Неужели отныне так будет всегда? Неужели теперь каждый день он будет лишен размеренной работы, нормальной еды в положенные часы и крепкого здорового сна с двадцати двух до семи? Неужели с этого дня начат отсчет новой эры в его жизни — эры сплошной нервотрепки, бездумного выполнения неизвестно чьей воли в любой момент, по первому зову? И во что может превратиться тогда жизнь человека, в общем-то аккуратного и неукоснительно соблюдающего установленный им самим распорядок?!
Иван Дмитриевич аж застонал, представив себе кошмарную перспективу, которая маячила на горизонте. Поморщившись от ломоты в пояснице, поднялся, залез в дальний угол кухонного шкафчика и извлек оттуда початую бог весть когда бутылку. Раньше такое ему и в голову не приходило — пить, да еще в одиночку, как какой-нибудь подзаборный алкаш!.. Он всегда вел трезвый образ жизни и, бывало, даже в компаниях, куда его заносило по служебной неизбежности, шарахался от поднесенной рюмки как черт от ладана.
Но сейчас что-то надо было сделать, чтобы хоть немного ослабла взведенная внутри его невидимая пружина.
Он плеснул янтарной жидкости в ту же чашку, из которой пил чай (рюмок у него в хозяйстве не было даже тогда, когда еще была жива жена: гости к ним все равно не приходили). Поднес к губам, поморщился, уловив резкий алкогольный аромат, но стоически опрокинул в себя коньяк одним махом.
И лишь после этого его обожгла запоздалая мысль: а если сейчас опять будет Зов? На машине-то уже нельзя будет ехать, раз выпил, и придется тогда тащиться своим ходом куда-нибудь на другой конец города…

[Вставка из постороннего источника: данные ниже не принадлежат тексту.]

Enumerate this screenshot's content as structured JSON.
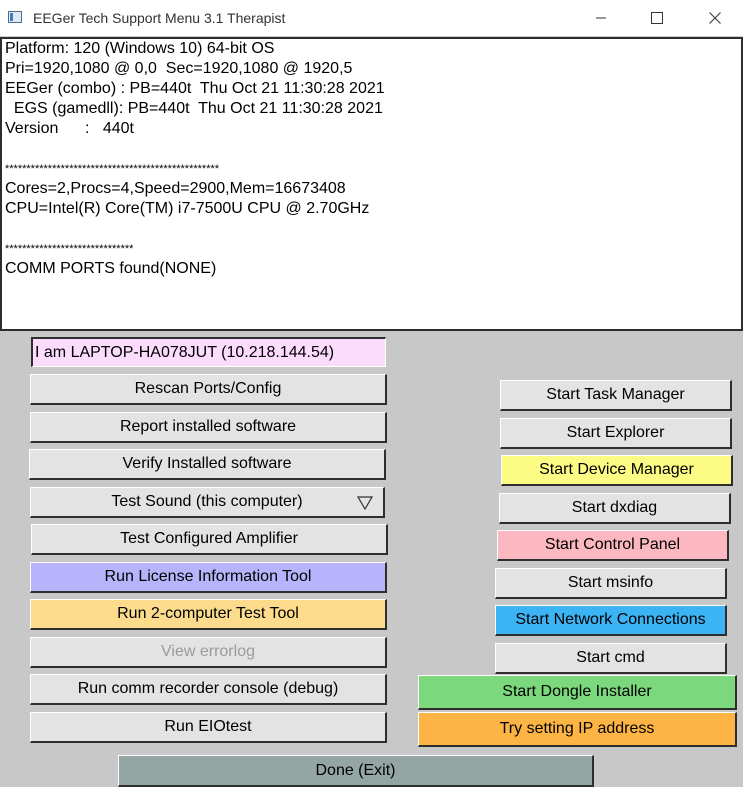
{
  "window": {
    "title": "EEGer Tech Support Menu 3.1 Therapist"
  },
  "info_lines": [
    "Platform: 120 (Windows 10) 64-bit OS",
    "Pri=1920,1080 @ 0,0  Sec=1920,1080 @ 1920,5",
    "EEGer (combo) : PB=440t  Thu Oct 21 11:30:28 2021",
    "  EGS (gamedll): PB=440t  Thu Oct 21 11:30:28 2021",
    "Version      :   440t",
    "",
    "**************************************************",
    "Cores=2,Procs=4,Speed=2900,Mem=16673408",
    "CPU=Intel(R) Core(TM) i7-7500U CPU @ 2.70GHz",
    "",
    "******************************",
    "COMM PORTS found(NONE)"
  ],
  "host_field": "I am LAPTOP-HA078JUT (10.218.144.54)",
  "left_buttons": {
    "rescan": "Rescan Ports/Config",
    "report": "Report installed software",
    "verify": "Verify Installed software",
    "test_sound": "Test Sound (this computer)",
    "test_amp": "Test Configured Amplifier",
    "license": "Run License Information Tool",
    "two_computer": "Run 2-computer Test Tool",
    "errorlog": "View errorlog",
    "comm_recorder": "Run comm recorder console (debug)",
    "eiotest": "Run EIOtest"
  },
  "right_buttons": {
    "task_manager": "Start Task Manager",
    "explorer": "Start  Explorer",
    "device_manager": "Start Device Manager",
    "dxdiag": "Start dxdiag",
    "control_panel": "Start Control Panel",
    "msinfo": "Start msinfo",
    "network": "Start Network Connections",
    "cmd": "Start cmd",
    "dongle": "Start Dongle Installer",
    "ip_address": "Try setting IP address"
  },
  "done_button": "Done (Exit)",
  "colors": {
    "background": "#c8c8c8",
    "button_default": "#e3e3e3",
    "host_field": "#fcdcfc",
    "license": "#b7b4fc",
    "two_computer": "#fcdc8c",
    "device_manager": "#fcfc84",
    "control_panel": "#fcb8c0",
    "network": "#3cb4f4",
    "dongle": "#7cd87c",
    "ip_address": "#fcb444",
    "done": "#94a6a4"
  }
}
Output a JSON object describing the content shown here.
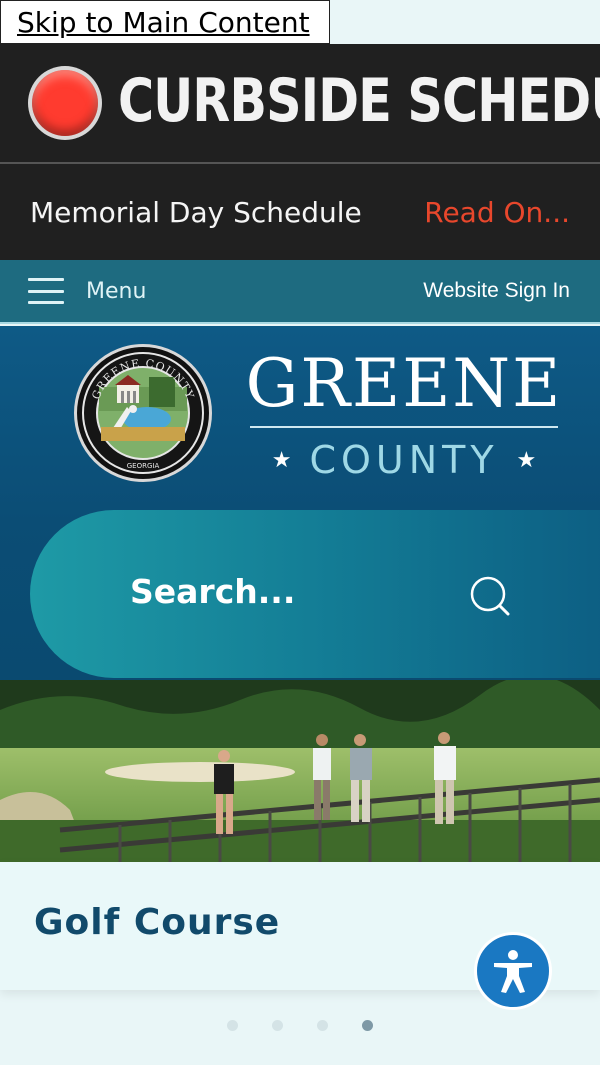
{
  "skip_link": "Skip to Main Content",
  "alert": {
    "title": "CURBSIDE SCHEDULE",
    "notice_text": "Memorial Day Schedule",
    "read_on": "Read On..."
  },
  "topnav": {
    "menu_label": "Menu",
    "signin_label": "Website Sign In"
  },
  "header": {
    "county_name": "GREENE",
    "county_word": "COUNTY",
    "seal_text_top": "GREENE COUNTY",
    "seal_text_bottom": "GEORGIA"
  },
  "search": {
    "placeholder": "Search..."
  },
  "slide": {
    "title": "Golf Course",
    "total": 4,
    "active_index": 3
  },
  "colors": {
    "alert_bg": "#202020",
    "alert_dot": "#ff3b2f",
    "read_on": "#e8472c",
    "topnav": "#1e6b80",
    "header": "#0e5a86",
    "caption_title": "#114a6b",
    "accessibility": "#1a78c2"
  },
  "icons": {
    "alert": "red-alert-dot-icon",
    "menu": "hamburger-icon",
    "search": "search-icon",
    "accessibility": "accessibility-person-icon"
  }
}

Это окончательно доконало Ивана Дмитриевича, и он обхватил свою больную голову обеими руками, опершись локтями на край стола.
Да, сегодня пришлось помотаться… Трижды в разгар рабочего дня его срывала с насиженного стула неумолимая властная Сила и швыряла, как робота, по всему городу, чтобы он воскрешал совершенно не знакомых ему людей. И ладно, если бы это были какие-то выдающиеся или достойные личности… хотя бы городского масштаба… а то черт знает кто, обыкновенные серые человечишки, ничуть не лучше тех, что толкутся в очередях в коридорах нашего суда!.. И чем, интересно, они заслужили у Силы такую почесть, чтобы она решила оживить их его руками?
В памяти невольно всплыли пережитые за сегодняшний день эпизоды.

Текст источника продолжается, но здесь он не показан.